In EI there are a couple of ways to accomplish camera shake. One way is a built in function provided by the program to randomize values on any specific channel, but there’s no way to dial that up or down with key frames. You type in a randomization value and a seed and it proceeds to apply shake to that channel. If you want more, you have to “reset” the frames and apply a new randomization value… or select the specific cell values you want to randomize again and reapply. Xpressionist, our built in scripting tool, can be used to write an expression to randomize the position of the camera, but I don’t want to steal away Ian’s thunder here. So we’ll wait for him to share.
Cameras in EI are always 2 node cameras. For a single node camera, you’d just parent it to a null and animate the null. Nice thing that you’ll appreciate in EI is all animation paths are bezier splines. Easy to see, easy to manipulate.

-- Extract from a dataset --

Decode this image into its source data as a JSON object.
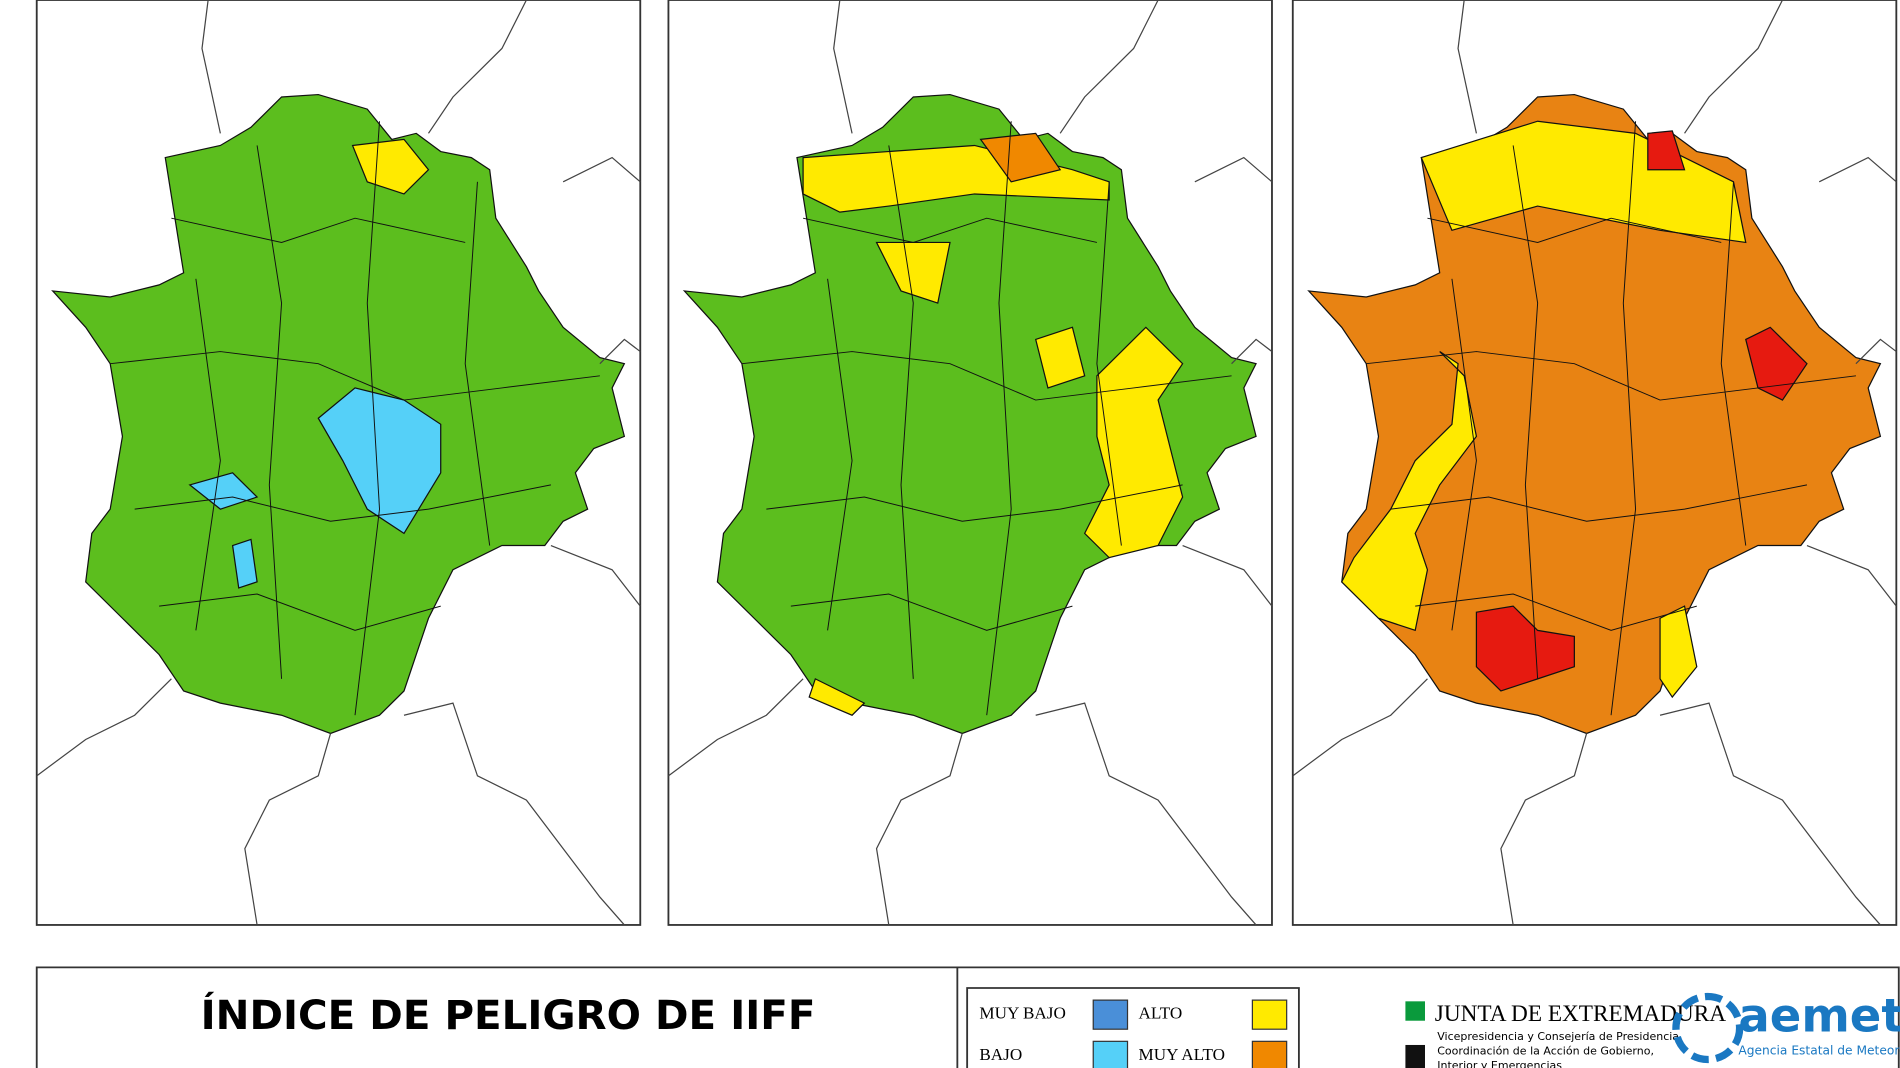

EI still uses some old world thought processes in controlling channel data. There is no such thing as the hypergraph or hypershade so nodal based methodology hasn’t reached us yet. The material system is still very nice and has a lot of internal capability for layering and compositing. There are a number of shaders that take advantage of this.
In Maya there are a number of methods of routing channel data into other objects. In EI, Xpressionist and constraints are your primary choice.